About a hour and a half from our destination, in a flash my phone changed from full wifi, full bars, to “No Service.”
I was in the middle of giving Mama last minute details of our camp site, just in case she needed to call Search & Rescue, when I lost her.
“Welp. We’re on our own now.” I said to Andrew as I set down my phone.
I found myself habitually checking it every few minutes, you know, just cause. What was I looking for? I don’t know! A new “Like?” More affirmation from my phone? Here I am surrounded by vast, glorious, endless, beauty – yet I’m chained to a 2×5 screen.
We got off on a dirt road entering Bridger National Forest, and with each bend in the road, the layers of the city began to melt away. My phone found its way into the glove compartment, my feet perched up on the dashboard and I began to settle in.
I remember the first time Andrew brought me to Green River Lakes years ago. It’s part of the Wind River Mountain Range and home to Square Top. He had been going on and on about that dang mountain, almost as if it was an intimate friend.
“Is that it??”
“Noooo. You’ll know when you see it.”
“Is THAT it??”
“No Ellie. You won’t have to ask. You’ll know.”
Needless to say, I knew when I saw him. And he sure is handsome.
Square Top is a monolith of pure granite that looks as if it took part in some ancient Mountain Giant game. Who knows, it might have once been torn off of the Tetons, thrown across the sky and landed in the middle of the Green River Valley.

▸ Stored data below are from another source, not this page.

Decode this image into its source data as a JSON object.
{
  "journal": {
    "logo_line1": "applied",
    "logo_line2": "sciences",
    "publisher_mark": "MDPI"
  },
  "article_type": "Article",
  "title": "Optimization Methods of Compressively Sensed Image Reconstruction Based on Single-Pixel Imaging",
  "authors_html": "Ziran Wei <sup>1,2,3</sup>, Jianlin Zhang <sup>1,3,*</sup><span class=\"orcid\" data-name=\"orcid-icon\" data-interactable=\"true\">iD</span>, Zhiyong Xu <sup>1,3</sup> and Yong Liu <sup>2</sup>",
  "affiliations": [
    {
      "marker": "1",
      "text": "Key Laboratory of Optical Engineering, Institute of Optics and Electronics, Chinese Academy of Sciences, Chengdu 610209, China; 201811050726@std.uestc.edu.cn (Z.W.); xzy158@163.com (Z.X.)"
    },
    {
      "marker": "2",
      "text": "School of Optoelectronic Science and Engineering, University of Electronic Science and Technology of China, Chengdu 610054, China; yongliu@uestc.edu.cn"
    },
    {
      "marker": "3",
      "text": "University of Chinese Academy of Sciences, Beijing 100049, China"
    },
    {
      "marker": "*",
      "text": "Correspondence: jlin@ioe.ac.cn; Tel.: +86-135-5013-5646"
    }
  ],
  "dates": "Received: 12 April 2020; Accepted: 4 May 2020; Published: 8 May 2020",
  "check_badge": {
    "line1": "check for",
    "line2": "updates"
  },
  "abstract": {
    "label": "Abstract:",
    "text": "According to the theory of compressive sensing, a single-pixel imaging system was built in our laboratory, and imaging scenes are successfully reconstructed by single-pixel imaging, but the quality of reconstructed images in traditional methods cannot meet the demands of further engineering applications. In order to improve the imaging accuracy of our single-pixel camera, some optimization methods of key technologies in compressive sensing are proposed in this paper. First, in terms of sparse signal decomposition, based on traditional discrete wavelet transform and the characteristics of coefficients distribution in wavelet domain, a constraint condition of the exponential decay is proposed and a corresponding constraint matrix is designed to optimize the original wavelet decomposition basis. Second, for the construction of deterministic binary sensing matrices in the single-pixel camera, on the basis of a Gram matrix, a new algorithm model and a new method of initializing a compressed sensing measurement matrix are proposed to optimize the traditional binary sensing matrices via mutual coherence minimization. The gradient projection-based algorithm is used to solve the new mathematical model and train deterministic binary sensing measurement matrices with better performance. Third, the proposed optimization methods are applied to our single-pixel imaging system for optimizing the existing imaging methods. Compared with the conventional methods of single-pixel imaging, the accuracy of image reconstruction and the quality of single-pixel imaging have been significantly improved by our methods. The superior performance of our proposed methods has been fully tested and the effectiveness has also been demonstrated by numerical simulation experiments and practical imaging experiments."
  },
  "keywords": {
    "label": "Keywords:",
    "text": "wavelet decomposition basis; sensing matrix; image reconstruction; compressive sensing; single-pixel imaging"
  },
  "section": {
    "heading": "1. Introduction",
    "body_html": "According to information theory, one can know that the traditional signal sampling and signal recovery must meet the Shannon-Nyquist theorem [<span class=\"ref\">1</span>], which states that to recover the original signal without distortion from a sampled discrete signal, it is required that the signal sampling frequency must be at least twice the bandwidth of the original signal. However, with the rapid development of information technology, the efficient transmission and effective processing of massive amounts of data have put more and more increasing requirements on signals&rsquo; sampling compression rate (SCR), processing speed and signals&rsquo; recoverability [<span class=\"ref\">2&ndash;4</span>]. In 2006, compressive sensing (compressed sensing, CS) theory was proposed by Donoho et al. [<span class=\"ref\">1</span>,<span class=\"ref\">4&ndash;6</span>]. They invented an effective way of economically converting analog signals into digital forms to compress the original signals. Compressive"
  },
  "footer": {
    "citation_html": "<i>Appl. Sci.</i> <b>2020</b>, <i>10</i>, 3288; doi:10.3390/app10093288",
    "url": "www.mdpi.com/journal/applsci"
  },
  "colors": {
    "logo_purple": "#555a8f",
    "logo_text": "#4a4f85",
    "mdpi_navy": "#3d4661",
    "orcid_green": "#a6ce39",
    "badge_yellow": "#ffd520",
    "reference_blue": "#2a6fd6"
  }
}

We set up camp right on the river with a pristine view of our mighty monolith. Golden hills rolled into the distance making its way up the mountainside. The first night the moon was so bright we didn’t even need our headlamps.
The next morning was clear and chilly. I’m the fire starter and Andrew is the barista. In that, he gets super grumpy without coffee and I get super whiny when I’m cold. It works well.

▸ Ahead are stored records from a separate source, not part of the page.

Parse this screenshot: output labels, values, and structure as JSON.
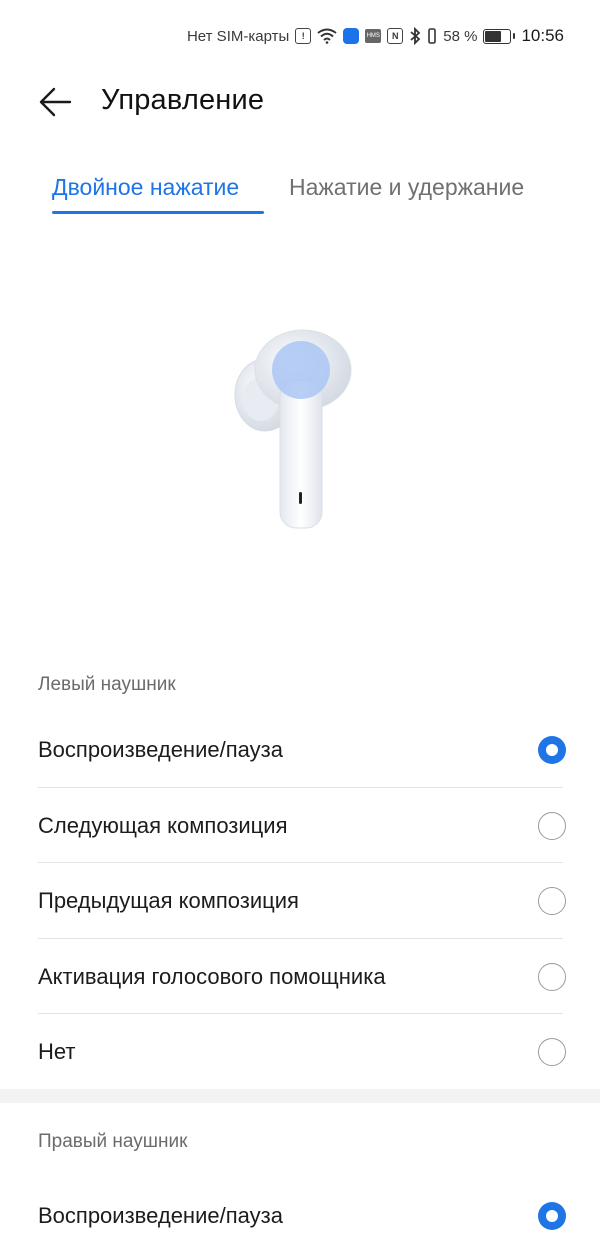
{
  "status_bar": {
    "sim": "Нет SIM-карты",
    "battery": "58 %",
    "battery_level": 0.58,
    "time": "10:56",
    "icons": [
      "alert-icon",
      "wifi-icon",
      "app-notification-icon",
      "hms-icon",
      "nfc-icon",
      "bluetooth-icon",
      "vibrate-icon",
      "battery-icon"
    ]
  },
  "header": {
    "back_icon": "arrow-left-icon",
    "title": "Управление"
  },
  "tabs": [
    {
      "label": "Двойное нажатие",
      "active": true
    },
    {
      "label": "Нажатие и удержание",
      "active": false
    }
  ],
  "colors": {
    "accent": "#1f74e6",
    "text": "#1c1c1c",
    "secondary": "#6b6b6b"
  },
  "left": {
    "label": "Левый наушник",
    "options": [
      {
        "label": "Воспроизведение/пауза",
        "selected": true
      },
      {
        "label": "Следующая композиция",
        "selected": false
      },
      {
        "label": "Предыдущая композиция",
        "selected": false
      },
      {
        "label": "Активация голосового помощника",
        "selected": false
      },
      {
        "label": "Нет",
        "selected": false
      }
    ]
  },
  "right": {
    "label": "Правый наушник",
    "options": [
      {
        "label": "Воспроизведение/пауза",
        "selected": true
      }
    ]
  }
}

Warm and caffeinated we took to the trails. The trail to the upper Green Lake is one of my absolute favorites. It’s easy goin’, forested, with small park breaks and beautiful stream crossings. The whole time I kept wishing my family could share in the experience. I could just see my niece running through the forest with her bouncy pigtails.
We woke the next morning to a fog so heavy that we could barely see the river. I was getting over confident in my fire-starting skills and this morning it took me over 30 minutes and a LOT of wasted paper towels.

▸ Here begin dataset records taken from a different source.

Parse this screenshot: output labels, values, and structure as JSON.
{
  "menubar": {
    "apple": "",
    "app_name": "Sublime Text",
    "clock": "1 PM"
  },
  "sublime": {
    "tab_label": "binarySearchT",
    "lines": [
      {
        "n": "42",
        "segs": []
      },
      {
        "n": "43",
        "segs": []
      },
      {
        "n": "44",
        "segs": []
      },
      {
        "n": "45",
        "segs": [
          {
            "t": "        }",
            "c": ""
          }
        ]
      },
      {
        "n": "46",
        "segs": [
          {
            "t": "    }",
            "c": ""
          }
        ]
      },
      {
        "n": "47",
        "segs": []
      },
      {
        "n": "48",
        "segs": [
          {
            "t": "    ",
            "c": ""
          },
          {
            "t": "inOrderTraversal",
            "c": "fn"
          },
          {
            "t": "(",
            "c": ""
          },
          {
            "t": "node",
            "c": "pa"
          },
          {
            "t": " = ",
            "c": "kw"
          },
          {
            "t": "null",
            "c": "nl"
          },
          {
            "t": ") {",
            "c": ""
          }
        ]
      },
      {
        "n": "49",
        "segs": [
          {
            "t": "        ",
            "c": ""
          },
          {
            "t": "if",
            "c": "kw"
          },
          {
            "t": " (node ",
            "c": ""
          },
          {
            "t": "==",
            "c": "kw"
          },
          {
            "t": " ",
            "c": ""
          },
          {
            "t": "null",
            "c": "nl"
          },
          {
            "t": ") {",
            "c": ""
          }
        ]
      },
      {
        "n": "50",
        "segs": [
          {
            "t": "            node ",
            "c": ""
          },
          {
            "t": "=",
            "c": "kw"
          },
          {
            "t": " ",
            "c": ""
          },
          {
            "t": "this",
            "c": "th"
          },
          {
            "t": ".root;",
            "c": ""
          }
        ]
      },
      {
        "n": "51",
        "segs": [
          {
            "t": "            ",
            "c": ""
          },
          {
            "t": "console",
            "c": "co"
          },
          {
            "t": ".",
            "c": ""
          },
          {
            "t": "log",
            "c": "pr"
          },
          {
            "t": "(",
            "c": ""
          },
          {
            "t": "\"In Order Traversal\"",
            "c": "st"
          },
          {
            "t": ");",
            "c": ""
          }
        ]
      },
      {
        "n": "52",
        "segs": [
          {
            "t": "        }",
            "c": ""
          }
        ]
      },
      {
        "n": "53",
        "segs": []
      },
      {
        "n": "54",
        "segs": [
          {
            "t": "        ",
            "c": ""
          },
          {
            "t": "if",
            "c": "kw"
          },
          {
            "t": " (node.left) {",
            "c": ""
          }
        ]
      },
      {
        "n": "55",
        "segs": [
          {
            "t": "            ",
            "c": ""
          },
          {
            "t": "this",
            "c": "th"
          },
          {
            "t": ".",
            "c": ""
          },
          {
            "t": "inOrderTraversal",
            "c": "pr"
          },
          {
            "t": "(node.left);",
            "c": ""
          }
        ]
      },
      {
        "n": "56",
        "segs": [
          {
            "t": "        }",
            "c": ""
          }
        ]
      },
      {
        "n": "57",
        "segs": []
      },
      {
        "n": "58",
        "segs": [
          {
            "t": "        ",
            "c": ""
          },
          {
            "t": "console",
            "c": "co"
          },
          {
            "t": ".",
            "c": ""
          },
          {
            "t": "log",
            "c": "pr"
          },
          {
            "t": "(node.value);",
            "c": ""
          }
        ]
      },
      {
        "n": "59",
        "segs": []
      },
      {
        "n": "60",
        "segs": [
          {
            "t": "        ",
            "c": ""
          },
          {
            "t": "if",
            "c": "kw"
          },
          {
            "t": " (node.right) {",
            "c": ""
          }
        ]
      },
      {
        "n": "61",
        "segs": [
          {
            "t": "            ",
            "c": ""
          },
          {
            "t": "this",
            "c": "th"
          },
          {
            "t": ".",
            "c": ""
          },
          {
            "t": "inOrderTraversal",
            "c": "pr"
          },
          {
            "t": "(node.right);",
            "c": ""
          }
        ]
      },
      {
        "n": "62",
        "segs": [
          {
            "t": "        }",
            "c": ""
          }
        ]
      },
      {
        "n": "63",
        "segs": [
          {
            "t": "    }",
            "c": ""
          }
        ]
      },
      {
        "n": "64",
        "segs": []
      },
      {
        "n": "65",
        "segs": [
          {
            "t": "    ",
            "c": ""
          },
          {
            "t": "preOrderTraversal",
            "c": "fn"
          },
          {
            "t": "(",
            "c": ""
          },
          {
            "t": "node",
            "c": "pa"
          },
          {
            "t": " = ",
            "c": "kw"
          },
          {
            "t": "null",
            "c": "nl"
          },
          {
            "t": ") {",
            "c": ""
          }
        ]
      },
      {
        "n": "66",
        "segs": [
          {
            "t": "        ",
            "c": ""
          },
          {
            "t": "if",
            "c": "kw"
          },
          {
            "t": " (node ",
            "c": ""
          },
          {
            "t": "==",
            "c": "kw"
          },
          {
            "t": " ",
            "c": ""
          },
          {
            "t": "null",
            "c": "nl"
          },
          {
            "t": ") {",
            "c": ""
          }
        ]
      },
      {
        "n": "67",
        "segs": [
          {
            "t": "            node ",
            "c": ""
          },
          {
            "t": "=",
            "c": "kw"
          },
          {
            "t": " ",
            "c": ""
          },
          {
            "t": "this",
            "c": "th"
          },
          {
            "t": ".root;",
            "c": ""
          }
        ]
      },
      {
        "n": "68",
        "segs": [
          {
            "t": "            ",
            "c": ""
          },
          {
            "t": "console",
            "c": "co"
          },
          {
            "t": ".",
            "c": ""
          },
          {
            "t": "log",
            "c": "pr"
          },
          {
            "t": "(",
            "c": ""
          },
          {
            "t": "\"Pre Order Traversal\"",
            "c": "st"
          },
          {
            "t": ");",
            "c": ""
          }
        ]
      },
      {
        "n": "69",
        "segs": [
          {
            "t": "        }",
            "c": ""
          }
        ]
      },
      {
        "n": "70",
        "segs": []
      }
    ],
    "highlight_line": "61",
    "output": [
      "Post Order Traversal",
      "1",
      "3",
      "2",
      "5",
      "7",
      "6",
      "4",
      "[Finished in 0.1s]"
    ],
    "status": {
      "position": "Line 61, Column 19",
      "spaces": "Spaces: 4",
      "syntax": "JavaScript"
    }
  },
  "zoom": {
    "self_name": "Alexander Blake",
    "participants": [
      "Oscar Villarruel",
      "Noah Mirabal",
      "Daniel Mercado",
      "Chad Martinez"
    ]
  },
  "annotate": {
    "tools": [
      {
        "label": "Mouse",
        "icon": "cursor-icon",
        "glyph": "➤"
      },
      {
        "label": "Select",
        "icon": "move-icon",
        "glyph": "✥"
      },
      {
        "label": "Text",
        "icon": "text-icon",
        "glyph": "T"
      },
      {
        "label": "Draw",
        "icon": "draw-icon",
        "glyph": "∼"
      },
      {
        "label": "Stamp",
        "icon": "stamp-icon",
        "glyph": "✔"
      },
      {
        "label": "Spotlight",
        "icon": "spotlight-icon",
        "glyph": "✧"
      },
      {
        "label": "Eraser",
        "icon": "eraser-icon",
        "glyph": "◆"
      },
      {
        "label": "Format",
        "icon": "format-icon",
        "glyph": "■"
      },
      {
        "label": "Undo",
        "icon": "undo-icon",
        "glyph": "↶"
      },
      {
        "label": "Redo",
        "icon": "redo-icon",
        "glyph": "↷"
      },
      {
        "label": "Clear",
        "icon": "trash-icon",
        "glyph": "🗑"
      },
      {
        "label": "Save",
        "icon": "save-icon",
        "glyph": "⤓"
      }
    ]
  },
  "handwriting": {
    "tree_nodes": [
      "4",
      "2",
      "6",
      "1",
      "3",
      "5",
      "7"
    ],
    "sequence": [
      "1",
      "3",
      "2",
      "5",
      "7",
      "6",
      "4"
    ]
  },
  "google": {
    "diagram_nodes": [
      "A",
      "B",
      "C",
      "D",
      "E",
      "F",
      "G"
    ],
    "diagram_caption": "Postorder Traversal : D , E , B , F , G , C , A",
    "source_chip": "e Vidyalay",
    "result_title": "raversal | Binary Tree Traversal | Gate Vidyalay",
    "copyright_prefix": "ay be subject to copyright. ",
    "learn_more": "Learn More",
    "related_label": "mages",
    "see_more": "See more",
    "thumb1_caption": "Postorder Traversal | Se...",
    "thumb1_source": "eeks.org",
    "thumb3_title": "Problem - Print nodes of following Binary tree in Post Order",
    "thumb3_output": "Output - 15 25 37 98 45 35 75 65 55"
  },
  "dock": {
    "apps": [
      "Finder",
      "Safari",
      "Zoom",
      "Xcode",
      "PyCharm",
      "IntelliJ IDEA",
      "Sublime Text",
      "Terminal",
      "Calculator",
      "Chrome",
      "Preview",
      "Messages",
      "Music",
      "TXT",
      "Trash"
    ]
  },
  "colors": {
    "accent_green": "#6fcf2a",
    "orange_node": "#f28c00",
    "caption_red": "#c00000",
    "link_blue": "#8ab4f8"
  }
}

With a fire finally roaring, the fog slowly starting to lift, I observed as the landscape revealed itself. Steam hovered gently over the river. Clouds reluctantly pulled away from the evergreen limbs. Beavers came out of their hiding places and paddled up the icy current. And I watched.
It took almost a week in Wyoming and “No Service” before I could finally sit still.
And I did. All day.
Every now and then a funny expectation would spring up in my head, “But wait! I have a Facebook community to report back to! I have to go scale a mountain, take pictures and be all hardcore!” Then I would think, “…Nah.”
My soul was restored that day. I didn’t realize the weight of my busyness until I sat still.
The fog dissipated. The light moseyed across the mountainside. And I watched.
“I lift up my eyes to the mountains – where does my help come from?
My help comes from the Lord, the Maker of heaven and earth.”